Ciesluk Farm Conserved

The Ciesluk Farm, a 166-acre gem nestled along the Deerfield River, is one of a shrinking number of multigenerational farms in New England.

Frank E. Ciesluk, who purchased nearly 200 acres of fertile farmland along the Deerfield River in the early 20th century, laid the foundation for this enduring legacy. His grandchildren, Jennifer Antonellis and Michael Antonellis, continue to honor their family’s farming heritage.

Michael Antonellis purchased the farm in 2018. Together with his sister Jennifer, who manages the popular family farmstand across the road from Historic Deerfield, he has cultivated a thriving agricultural enterprise.

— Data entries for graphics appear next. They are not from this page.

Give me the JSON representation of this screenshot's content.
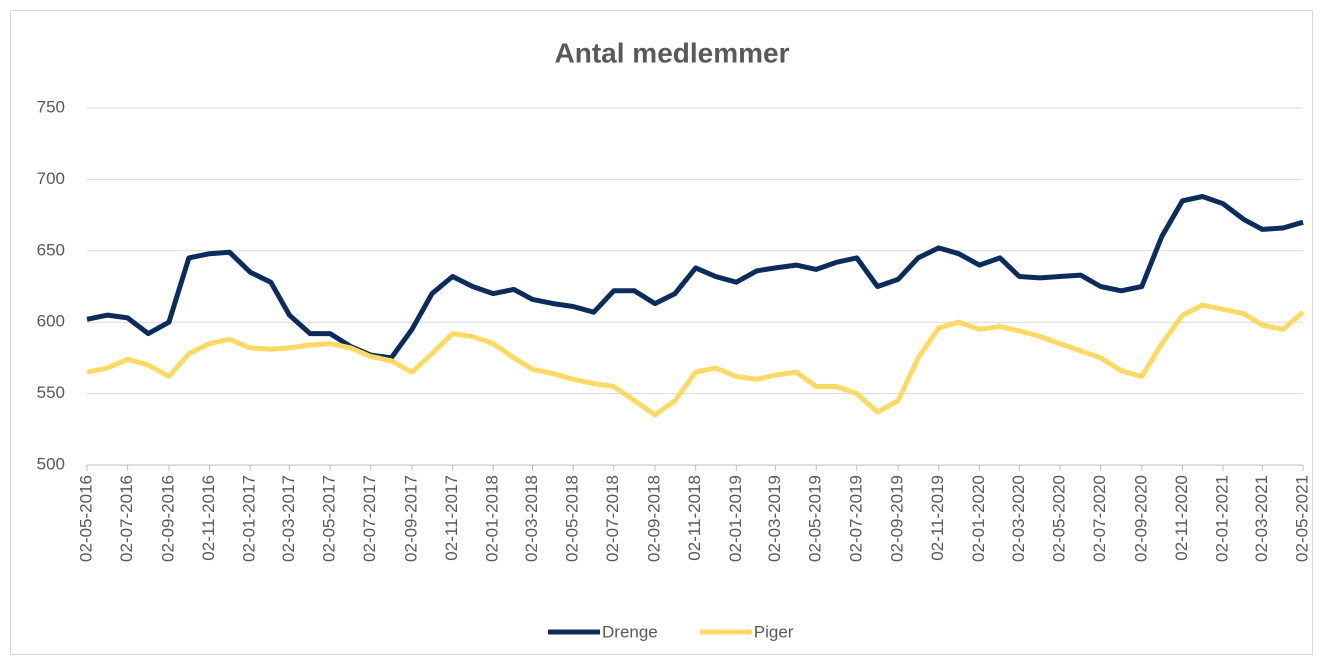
{
  "chart_data": {
    "type": "line",
    "title": "Antal medlemmer",
    "x": [
      "02-05-2016",
      "02-06-2016",
      "02-07-2016",
      "02-08-2016",
      "02-09-2016",
      "02-10-2016",
      "02-11-2016",
      "02-12-2016",
      "02-01-2017",
      "02-02-2017",
      "02-03-2017",
      "02-04-2017",
      "02-05-2017",
      "02-06-2017",
      "02-07-2017",
      "02-08-2017",
      "02-09-2017",
      "02-10-2017",
      "02-11-2017",
      "02-12-2017",
      "02-01-2018",
      "02-02-2018",
      "02-03-2018",
      "02-04-2018",
      "02-05-2018",
      "02-06-2018",
      "02-07-2018",
      "02-08-2018",
      "02-09-2018",
      "02-10-2018",
      "02-11-2018",
      "02-12-2018",
      "02-01-2019",
      "02-02-2019",
      "02-03-2019",
      "02-04-2019",
      "02-05-2019",
      "02-06-2019",
      "02-07-2019",
      "02-08-2019",
      "02-09-2019",
      "02-10-2019",
      "02-11-2019",
      "02-12-2019",
      "02-01-2020",
      "02-02-2020",
      "02-03-2020",
      "02-04-2020",
      "02-05-2020",
      "02-06-2020",
      "02-07-2020",
      "02-08-2020",
      "02-09-2020",
      "02-10-2020",
      "02-11-2020",
      "02-12-2020",
      "02-01-2021",
      "02-02-2021",
      "02-03-2021",
      "02-04-2021",
      "02-05-2021"
    ],
    "series": [
      {
        "name": "Drenge",
        "color": "#0b2c5c",
        "values": [
          602,
          605,
          603,
          592,
          600,
          645,
          648,
          649,
          635,
          628,
          605,
          592,
          592,
          583,
          577,
          575,
          595,
          620,
          632,
          625,
          620,
          623,
          616,
          613,
          611,
          607,
          622,
          622,
          613,
          620,
          638,
          632,
          628,
          636,
          638,
          640,
          637,
          642,
          645,
          625,
          630,
          645,
          652,
          648,
          640,
          645,
          632,
          631,
          632,
          633,
          625,
          622,
          625,
          660,
          685,
          688,
          683,
          672,
          665,
          666,
          670
        ]
      },
      {
        "name": "Piger",
        "color": "#ffd966",
        "values": [
          565,
          568,
          574,
          570,
          562,
          578,
          585,
          588,
          582,
          581,
          582,
          584,
          585,
          582,
          576,
          573,
          565,
          578,
          592,
          590,
          585,
          575,
          567,
          564,
          560,
          557,
          555,
          545,
          535,
          545,
          565,
          568,
          562,
          560,
          563,
          565,
          555,
          555,
          550,
          537,
          545,
          575,
          596,
          600,
          595,
          597,
          594,
          590,
          585,
          580,
          575,
          566,
          562,
          585,
          605,
          612,
          609,
          606,
          598,
          595,
          607
        ]
      }
    ],
    "xlim": [
      "02-05-2016",
      "02-05-2021"
    ],
    "xticks": [
      "02-05-2016",
      "02-07-2016",
      "02-09-2016",
      "02-11-2016",
      "02-01-2017",
      "02-03-2017",
      "02-05-2017",
      "02-07-2017",
      "02-09-2017",
      "02-11-2017",
      "02-01-2018",
      "02-03-2018",
      "02-05-2018",
      "02-07-2018",
      "02-09-2018",
      "02-11-2018",
      "02-01-2019",
      "02-03-2019",
      "02-05-2019",
      "02-07-2019",
      "02-09-2019",
      "02-11-2019",
      "02-01-2020",
      "02-03-2020",
      "02-05-2020",
      "02-07-2020",
      "02-09-2020",
      "02-11-2020",
      "02-01-2021",
      "02-03-2021",
      "02-05-2021"
    ],
    "ylim": [
      500,
      750
    ],
    "yticks": [
      500,
      550,
      600,
      650,
      700,
      750
    ],
    "grid": true,
    "legend": "bottom"
  }
}
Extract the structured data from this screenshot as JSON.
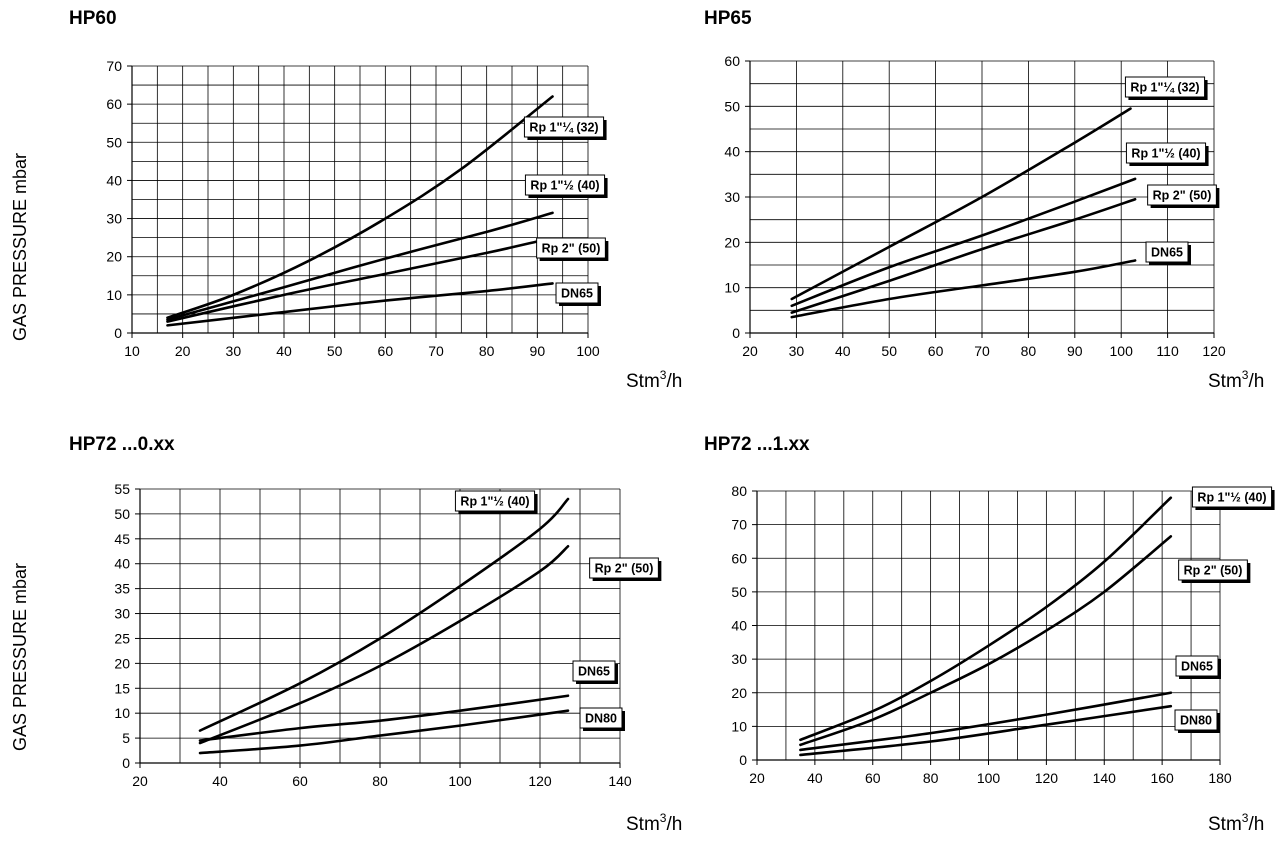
{
  "y_axis_label": "GAS PRESSURE mbar",
  "x_unit": "Stm",
  "x_unit_sup": "3",
  "x_unit_tail": "/h",
  "chart_data": [
    {
      "type": "line",
      "title": "HP60",
      "xlim": [
        10,
        100
      ],
      "xticks": [
        10,
        20,
        30,
        40,
        50,
        60,
        70,
        80,
        90,
        100
      ],
      "xminor": true,
      "ylim": [
        0,
        70
      ],
      "yticks": [
        0,
        10,
        20,
        30,
        40,
        50,
        60,
        70
      ],
      "yminor": true,
      "grid": true,
      "series": [
        {
          "name": "Rp 1\"¼ (32)",
          "x": [
            17,
            30,
            45,
            60,
            75,
            93
          ],
          "y": [
            4,
            10,
            19,
            30,
            43,
            62
          ]
        },
        {
          "name": "Rp 1\"½ (40)",
          "x": [
            17,
            40,
            60,
            80,
            93
          ],
          "y": [
            3.5,
            12,
            19.5,
            26.5,
            31.5
          ]
        },
        {
          "name": "Rp 2\" (50)",
          "x": [
            17,
            40,
            60,
            80,
            90
          ],
          "y": [
            3,
            10,
            15.5,
            21,
            24
          ]
        },
        {
          "name": "DN65",
          "x": [
            17,
            40,
            60,
            80,
            93
          ],
          "y": [
            2,
            5.5,
            8.5,
            11,
            13
          ]
        }
      ]
    },
    {
      "type": "line",
      "title": "HP65",
      "xlim": [
        20,
        120
      ],
      "xticks": [
        20,
        30,
        40,
        50,
        60,
        70,
        80,
        90,
        100,
        110,
        120
      ],
      "xminor": false,
      "ylim": [
        0,
        60
      ],
      "yticks": [
        0,
        10,
        20,
        30,
        40,
        50,
        60
      ],
      "yminor": true,
      "grid": true,
      "series": [
        {
          "name": "Rp 1\"¼ (32)",
          "x": [
            29,
            50,
            70,
            90,
            102
          ],
          "y": [
            7.5,
            19,
            30,
            42,
            49.5
          ]
        },
        {
          "name": "Rp 1\"½ (40)",
          "x": [
            29,
            50,
            70,
            90,
            103
          ],
          "y": [
            6,
            14.5,
            21.5,
            29,
            34
          ]
        },
        {
          "name": "Rp 2\" (50)",
          "x": [
            29,
            50,
            70,
            90,
            103
          ],
          "y": [
            4.5,
            11.5,
            18.5,
            25,
            29.5
          ]
        },
        {
          "name": "DN65",
          "x": [
            29,
            50,
            70,
            90,
            103
          ],
          "y": [
            3.5,
            7.5,
            10.5,
            13.5,
            16
          ]
        }
      ]
    },
    {
      "type": "line",
      "title": "HP72 ...0.xx",
      "xlim": [
        20,
        140
      ],
      "xticks": [
        20,
        40,
        60,
        80,
        100,
        120,
        140
      ],
      "xminor": true,
      "ylim": [
        0,
        55
      ],
      "yticks": [
        0,
        5,
        10,
        15,
        20,
        25,
        30,
        35,
        40,
        45,
        50,
        55
      ],
      "yminor": false,
      "grid": true,
      "series": [
        {
          "name": "Rp 1\"½ (40)",
          "x": [
            35,
            60,
            80,
            100,
            120,
            127
          ],
          "y": [
            6.5,
            16,
            25,
            35.5,
            47,
            53
          ]
        },
        {
          "name": "Rp 2\" (50)",
          "x": [
            35,
            60,
            80,
            100,
            120,
            127
          ],
          "y": [
            4,
            12,
            19.5,
            28.5,
            38.5,
            43.5
          ]
        },
        {
          "name": "DN65",
          "x": [
            35,
            60,
            80,
            100,
            127
          ],
          "y": [
            4.5,
            7,
            8.5,
            10.5,
            13.5
          ]
        },
        {
          "name": "DN80",
          "x": [
            35,
            60,
            80,
            100,
            127
          ],
          "y": [
            2,
            3.5,
            5.5,
            7.5,
            10.5
          ]
        }
      ]
    },
    {
      "type": "line",
      "title": "HP72 ...1.xx",
      "xlim": [
        20,
        180
      ],
      "xticks": [
        20,
        40,
        60,
        80,
        100,
        120,
        140,
        160,
        180
      ],
      "xminor": true,
      "ylim": [
        0,
        80
      ],
      "yticks": [
        0,
        10,
        20,
        30,
        40,
        50,
        60,
        70,
        80
      ],
      "yminor": false,
      "grid": true,
      "series": [
        {
          "name": "Rp 1\"½ (40)",
          "x": [
            35,
            60,
            80,
            100,
            120,
            140,
            163
          ],
          "y": [
            6,
            14.5,
            23.5,
            34,
            45.5,
            59,
            78
          ]
        },
        {
          "name": "Rp 2\" (50)",
          "x": [
            35,
            60,
            80,
            100,
            120,
            140,
            163
          ],
          "y": [
            4.5,
            12,
            20,
            28.5,
            38.5,
            50,
            66.5
          ]
        },
        {
          "name": "DN65",
          "x": [
            35,
            80,
            120,
            163
          ],
          "y": [
            3,
            8,
            13.5,
            20
          ]
        },
        {
          "name": "DN80",
          "x": [
            35,
            80,
            120,
            163
          ],
          "y": [
            1.5,
            5.5,
            10.5,
            16
          ]
        }
      ]
    }
  ]
}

This fertile land, blessed with rich topsoil, produces and sells corn, vegetables, and pumpkins for retail as well as for wholesale to local grocery chains. Michael also manages additional Deerfield farmland, some of it also recently conserved by FLT, for hay sales nationwide.

The meadowlands of Deerfield, shaped by the river’s energy, harbor over a mile of waterfront habitat, including oxbows and marshes—a biodiversity hotspot. Recognizing its unique value, Michael Antonellis chose to conserve his farm.

“It was wonderful to work with the next generation of farmers in the valley” says Alain Peteroy, Director of Land Conservation at Franklin Land Trust. “I look forward to buying some of the Antonellis farm’s sweet corn!”

The Franklin Land Trust (FLT), backed by generous donors and a grant from an anonymous foundation, stepped in to secure the future of the farm. Michael agreed to sell a conservation restriction to FLT, ensuring that this special place remains protected for generations to come. The robust agricultural language within the restriction ensures a commitment to preserving both the land’s productivity and its ecological richness.

These 166 acres represent 23 individual parcels of land split into narrow agricultural strips, a common practice of land grants in the 1600’s

Michael aptly describes this land as “not like anywhere else I’ve farmed.” This conservation restriction will ensure that the landscape always remains agriculturally viable and available for farming.